The oxidation products (or metabolites) of polyunsaturated fatty acids (PUFAs) such as nitro linoleic acids (Villacorta et al., 2007), 4-hydroxynonenal (Chen et al., 2005) and 15-deoxy-Δ^{12, 14}-prostaglandin J₂ (Yu et al., 2006) have been reported to be endogenous inducers of Nrf2 activation (Kansanen et al., 2012, Wang et al., 2009). Additionally, 9-oxo-trans-7-octadecenoic acid derived from green alga, Ulva lactuca, has been reported to activate the Nrf2-ARE pathway in human neuroblastoma IMR-32 cells (Wang et al., 2013). These reports indicate that derivatives of long chain fatty acids can activate the Nrf2-ARE pathway.

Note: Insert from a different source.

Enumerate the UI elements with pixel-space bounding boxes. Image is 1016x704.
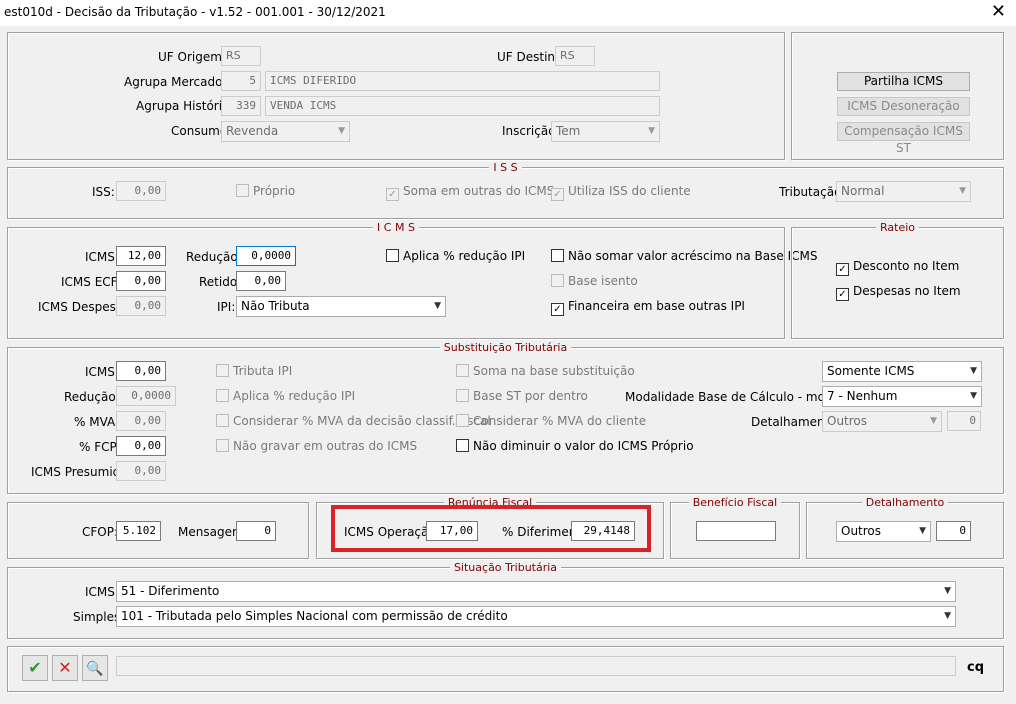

Here, we focused on the metabolic intermediates derived from PUFAs generated by gut microorganisms as potential Nrf2 activators. We previously revealed in detail the saturation pathway of linoleic acid (LA) by Lactobacillus plantarum AKU1009a (Fig. 1), which is the representative lactic acid bacterium utilized in fermented foods and is one of the gut microorganisms (Kishino et al., 2013). L. plantarum converts LA to conjugated LA and oleic acid through multi-enzymatic reactions in the host gastrointestinal tract. Additionally, the efficient production of intermediates such as hydroxy fatty acids, oxo fatty acids, conjugated fatty acids, and partially saturated fatty acids from PUFAs was achieved by the enzymes in the metabolic pathway in L. plantarum. These fatty acid intermediates can be detected in host organs, and therefore could be involved in host health conditions. For instance, the fatty acid metabolites generated by L. plantarum have been reported to improve intestinal epithelial barrier impairment (Miyamoto et al., 2015), promote adipogenesis (Goto et al., 2015), control immune system (Bergamo et al., 2014) and suppress lipogenesis (Nanthirudjanar et al., 2015).

In the present study, we investigated the effect of hydroxy and oxo fatty acids derived from LA generated by L. plantarum on cellular antioxidative responses regulated by the Nrf2-ARE pathway using human hepatocellular carcinoma cell line HepG2 as a hepatocyte model since the liver is constantly exposed against oxidative stress. As a result, we found that among the metabolites derived from LA, 10-oxo-trans-11-octadecenoic acid (KetoC) provided the most potent cytoprotective effects against oxidative stress through activation of the Nrf2-ARE pathway. We also confirmed that KetoC induced the expression of antioxidative enzymes in vivo.